I just watched It Is Mathematically Sound To Plan for An Indefinite Blocksize Increase and I have some questions.
Brilliant video, by the way.
About the premisse that a linear growth running on top of a exponential growth hardware is sustainable, I agree 100% with that.
I also don't think it's worth spending too much time on problems that are coming only many years into the future.
That said, here are my questions:
How exactly do you guarantee that growth in the number of transactions will be linear?
Population growth can theoretically be exponential, and the number of smart devices per person, transitioning ever smaller amounts at higher frequencies could result in at least "n log n" growth rate, no?
Will bitcoin cash just "die" if the hardware market fails to keep up with Moore's law in the future?
Past results are not a guarantee of future results. So while I agree that it's a reasonable assumption that Moore's law will continue for the next 100 years, I don't think it's a good idea to take gigantic risks relying on it (see: fat-tailed risks).
Is there any truth that to the claim that the full ledger could get to Petabyte size before we have consumer Petabyte sized hard drives?
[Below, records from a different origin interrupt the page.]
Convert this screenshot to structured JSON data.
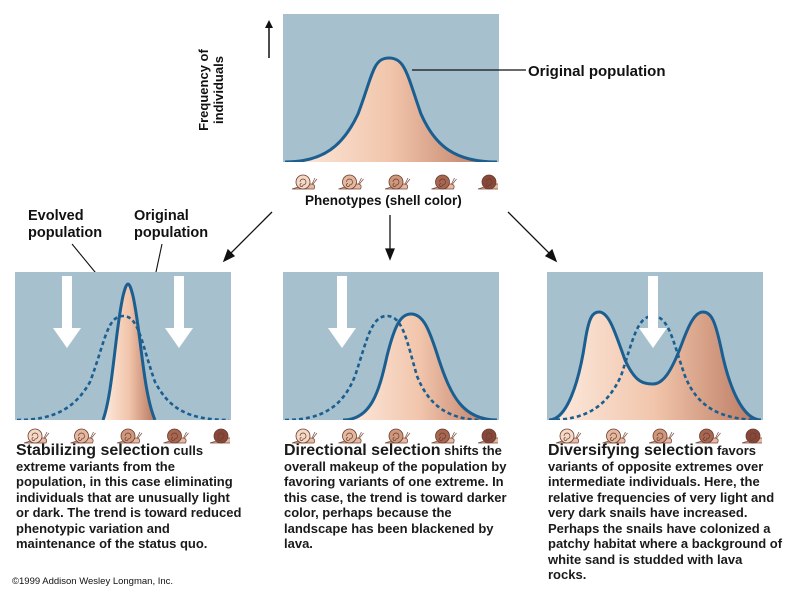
{
  "top": {
    "ylabel": "Frequency of individuals",
    "curve_label": "Original population",
    "xlabel": "Phenotypes (shell color)"
  },
  "left_labels": {
    "evolved": "Evolved population",
    "original": "Original population"
  },
  "panels": [
    {
      "title": "Stabilizing selection",
      "body": " culls extreme variants from the population, in this case eliminating individuals that are unusually light or dark. The trend is toward reduced phenotypic variation and maintenance of the status quo."
    },
    {
      "title": "Directional selection",
      "body": " shifts the overall makeup of the population by favoring variants of one extreme. In this case, the trend is toward darker color, perhaps because the landscape has been blackened by lava."
    },
    {
      "title": "Diversifying selection",
      "body": " favors variants of opposite extremes over intermediate individuals. Here, the relative frequencies of very light and very dark snails have increased. Perhaps the snails have colonized a patchy habitat where a background of white sand is studded with lava rocks."
    }
  ],
  "colors": {
    "panel_bg": "#a7c0ce",
    "curve": "#1b5f91",
    "fill_light": "#fbe0d0",
    "fill_dark": "#bf8066"
  },
  "snail_colors": [
    "#f3d9c6",
    "#e4b89e",
    "#cf987c",
    "#a76650",
    "#87483a"
  ],
  "copyright": "©1999 Addison Wesley Longman, Inc."
}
Has anyone tried to estimate that with optimistic and pessimistic scenarios?
Is there any theory about the possibility of an archive mechanism for bitcoin cash?
Let's say the ledger starts to get too big, but that a huge chunk of the ledger is just historical data (and mostly irrelevant).
Most gigantic databases systems have "archive" mechanisms (i.e. move old and rarely accessed data into cheaper storage, often read-only) , are there any ideas for such a system in bitcoin?
Are there any fundamental properties which makes an archive mechanism impossible for a system such as bitcoin cash?